Volvo’s Bi-Fuel Vehicle

What looks like a Volvo, drives like a Volvo, and is as safe as a Volvo, but produces less emissions than the most stringent emission standards (that of Ultra Low Emission Vehicles) in the United States? It’s the Volvo Bi-Fuel V70.

From the company that believes green is "not just a color, but a philosophy," the Volvo Bi-Fuel V70 runs on both compressed natural gas (CNG) and petrol (the European word of American gasoline). Available since early 1998 in seven European countries, the Bi-Fuel V70 offers Europeans an alternative to high petrol prices with plenty of benefits for the environment as well.

A short test drive in Tucson, Arizona, proved that environmentally friendly doesn’t mean a two-passenger vehicle with no storage and zero performance. In fact, the Bi-Fuel Volvo operated just like the regular European-version V70. Body style and handling are identical in both cars, as are the safety features. Power comes from a 2.5-liter five-cylinder internal-combustion engine, which is the standard engine in the regular V70, only it is supplemented by an injection system for the CNG. Power is slightly reduced from the standard 140 horsepower when operating on CNG. This was barely noticeable other than when driving conditions required rapid acceleration from a standstill, particularly if it was on a slight uphill grade. Under normal daily driving conditions, it would be difficult to notice a difference between operation on the two fuels.

Minor discrepancies

Inside, differences between the Bi-Fuel and the standard V70 are minimal. The Bi-Fuel vehicle has two fuel gauges for each fuel source and a switch on the dashboard that allows the driver to choose between fuels. The CNG tank is located behind the rear seat in the cargo area. As a result, cargo space is a bit reduced. As with all the CNG equipment in the Bi-Fuel V70, the aluminum-carbon tank is protected in an airtight casing and positioned away from the crumple zones.

volvo bi-fuel engine
The Volvo bi-fuel engine looks ordinary enough, but the CNG tank reduces space in the cargo area by a bit.

The CNG tank holds the equivalent of 7 gallons of petrol and has a range of 150-180 miles. With the petrol tank, total driving range is more than 600 miles. The CNG system is designed to run on methane and takes between one and four minutes to refuel, depending on the filling station’s capacity. Fuel is dispensed through a pressure fitting located next to the petrol inlet behind the same filler door.

When the CNG tank is selected via the dashboard switch, the car automatically starts on the conventional gasoline tank and then switches over to the natural gas within a few seconds. When the CNG tank runs empty, the vehicle automatically switches to the petrol tank.
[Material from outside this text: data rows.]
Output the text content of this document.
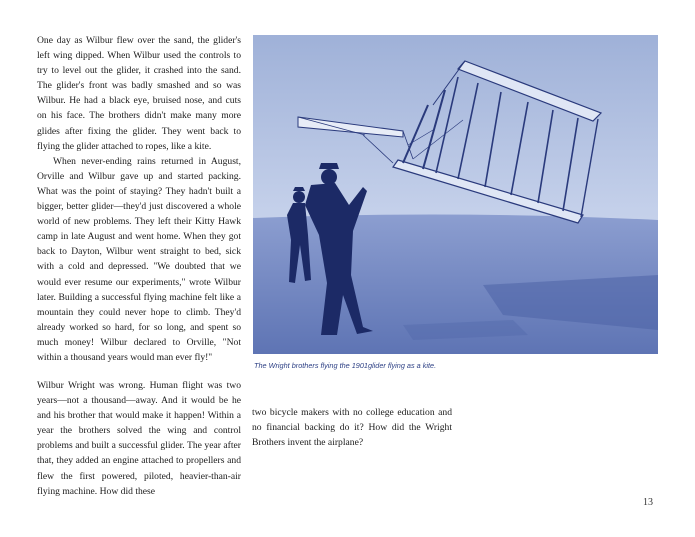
One day as Wilbur flew over the sand, the glider's left wing dipped. When Wilbur used the controls to try to level out the glider, it crashed into the sand. The glider's front was badly smashed and so was Wilbur. He had a black eye, bruised nose, and cuts on his face. The brothers didn't make many more glides after fixing the glider. They went back to flying the glider attached to ropes, like a kite.

When never-ending rains returned in August, Orville and Wilbur gave up and started packing. What was the point of staying? They hadn't built a bigger, better glider—they'd just discovered a whole world of new problems. They left their Kitty Hawk camp in late August and went home. When they got back to Dayton, Wilbur went straight to bed, sick with a cold and depressed. "We doubted that we would ever resume our experiments," wrote Wilbur later. Building a successful flying machine felt like a mountain they could never hope to climb. They'd already worked so hard, for so long, and spent so much money! Wilbur declared to Orville, "Not within a thousand years would man ever fly!"

The Wright brothers flying the 1901glider flying as a kite.

Wilbur Wright was wrong. Human flight was two years—not a thousand—away. And it would be he and his brother that would make it happen! Within a year the brothers solved the wing and control problems and built a successful glider. The year after that, they added an engine attached to propellers and flew the first powered, piloted, heavier-than-air flying machine. How did these

two bicycle makers with no college education and no financial backing do it? How did the Wright Brothers invent the airplane?

13
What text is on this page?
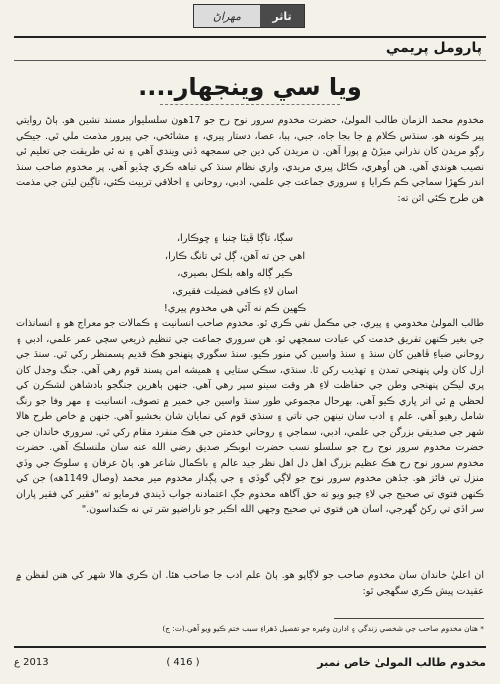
مهراڻ	تاثر
پارومل پريمي
ويا سي وينجهار....

مخدوم محمد الزمان طالب المولىٰ، حضرت مخدوم سرور نوح رح جو 17هون سلسليوار مسند نشين هو. ٻاڻ روايتي پير ڪونه هو. سنڌس ڪلام ۾ جا بجا جاه، جبي، ٻبا، عصا، دستار پيري، ۽ مشائخي، جي پيرور مذمت ملي ٿي. جيڪي رڳو مريدن کان نذراني ميڙڻ ۾ پورا آهن. ن مريدن کي دين جي سمجهه ڏني ويندي آهي ۽ نه ئي طريقت جي تعليم ئي نصيب هوندي آهي. هن اُوهري، ڪاڻل پيري مريدي، واري نظام سنڌ کي تباهه ڪري ڇڏيو آهي. پر مخدوم صاحب سنڌ اندر ڪهڙا سماجي ڪم ڪرايا ۽ سروري جماعت جي علمي، ادبي، روحاني ۽ اخلاقي تربيت ڪئي، تاڳين ليٽن جي مذمت هن طرح ڪئي اٿن ته:

سڳا، تاڳا ڦيٽا چنبا ۽ ڇوڪارا،
اهي جن ته آهن، ڳل ٿي تانگ ڪارا،
ڪير ڳاله واهه بلڪل بصيري،
اسان لاءِ ڪافي فضيلت فقيري،
ڪهين ڪم نه آئي هي مخدوم پيري!

طالب المولىٰ مخدومي ۽ پيري، جي مڪمل نفي ڪري ٿو. مخدوم صاحب انسانيت ۽ ڪمالات جو معراج هو ۽ انسانذات جي بغير ڪنهن تفريق خدمت کي عبادت سمجهي ٿو. هن سروري جماعت جي تنظيم ذريعي سڄي عمر علمي، ادبي ۽ روحاني ضياءِ ڦاهين کان سنڌ ۽ سنڌ واسين کي منور ڪيو. سنڌ سگوري پنهنجو هڪ قديم پسمنظر رکي ٿي. سنڌ جي ازل کان ولي پنهنجي تمدن ۽ تهذيب رکن ٿا. سنڌي، سڪي ستايي ۽ هميشه امن پسند قوم رهي آهي. جنگ وجدل کان پري ليڪن پنهنجي وطن جي حفاظت لاءِ هر وقت سينو سپر رهي آهي. جنهن ٻاهرين جنگجو بادشاهن لشڪرن کي لحظي ۾ ئي اتر ڀاري ڪيو آهي. بهرحال مجموعي طور سنڌ واسين جي خمير ۾ تصوف، انسانيت ۽ مهر وفا جو رنگ شامل رهيو آهي. علم ۽ ادب سان نينهن جي ناتي ۽ سنڌي قوم کي نمايان شان بخشيو آهي. جنهن ۾ خاص طرح هالا شهر جي صديقي بزرگن جي علمي، ادبي، سماجي ۽ روحاني خدمتن جي هڪ منفرد مقام رکي ٿي. سروري خاندان جي حضرت مخدوم سرور نوح رح جو سلسلو نسب حضرت ابوبڪر صديق رضي الله عنه سان ملنسلڪ آهي. حضرت مخدوم سرور نوح رح هڪ عظيم بزرگ اهل دل اهل نظر جيد عالم ۽ باڪمال شاعر هو. ٻاڻ عرفان ۽ سلوڪ جي وڏي منزل تي فائز هو. جڏهن مخدوم سرور نوح جو لاڳي گوڏي ۽ جي پڳدار مخدوم مير محمد (وصال 1149هه) جن کي ڪنهن فتوي تي صحيح جي لاءِ چيو ويو ته حق آگاهه مخدوم جڳ اعتمادنه جواب ڏيندي فرمايو ته "فقير کي فقير پاران سر اڏي تي رکڻ گهرجي، اسان هن فتوي تي صحيح وجهي الله اڪبر جو ناراضپو سَر تي نه ڪنداسون."

ان اعليٰ خاندان سان مخدوم صاحب جو لاڳاپو هو. ٻاڻ علم ادب جا صاحب هئا. ان ڪري هالا شهر کي هنن لفظن ۾ عقيدت پيش ڪري سگهجي ٿو:

* هتان مخدوم صاحب جي شخصي زندگي ۽ ادارن وغيره جو تفصيل ڏهراءِ سبب ختم ڪيو ويو آهي.(ت: ج)
2013 ع	( 416 )	مخدوم طالب المولىٰ خاص نمبر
When this happened during the road test, the transition was seamless, with one insubstantial hiccup as the natural gas ran out and the petrol took over.

The Volvo Bi-Fuel V70 is one of a collection of bi-fuel and natural gas exclusive vehicles currently available. In the United States, natural gas vehicles are most frequently found in fleet use and then in small numbers. Natural gas and bi-fuel vehicles are more popular in Europe and are sold to individuals as well as in fleets. The Volvo Bi-Fuel V70 is not sold in North America. A handful of Bi-Fuel Volvos are in the States for research programs and as part of cities’ alternative commuter programs.

Natural gas, in both its compressed and liquefied forms, currently offers the greatest reduction in emissions (compared to gasoline) of all the liquid and gaseous fuels available for transportation use. Industry experts say that the earth’s natural gas supply will last beyond the 21st century even if the use of natural gas vehicles were to increase dramatically, making it a logical choice, at least for the short term, for alternative fuel vehicles.

Compressed natural gas is a pressurized form of natural gas, which is stored in cylinders at up to 3600 psi. CNG is usually compressed at a refueling station and "dried" to remove the water. Today’s natural gas vehicles use CNG most often, although liquefied natural gas (LNG) is increasing in popularity, especially in the heavy-duty truck market.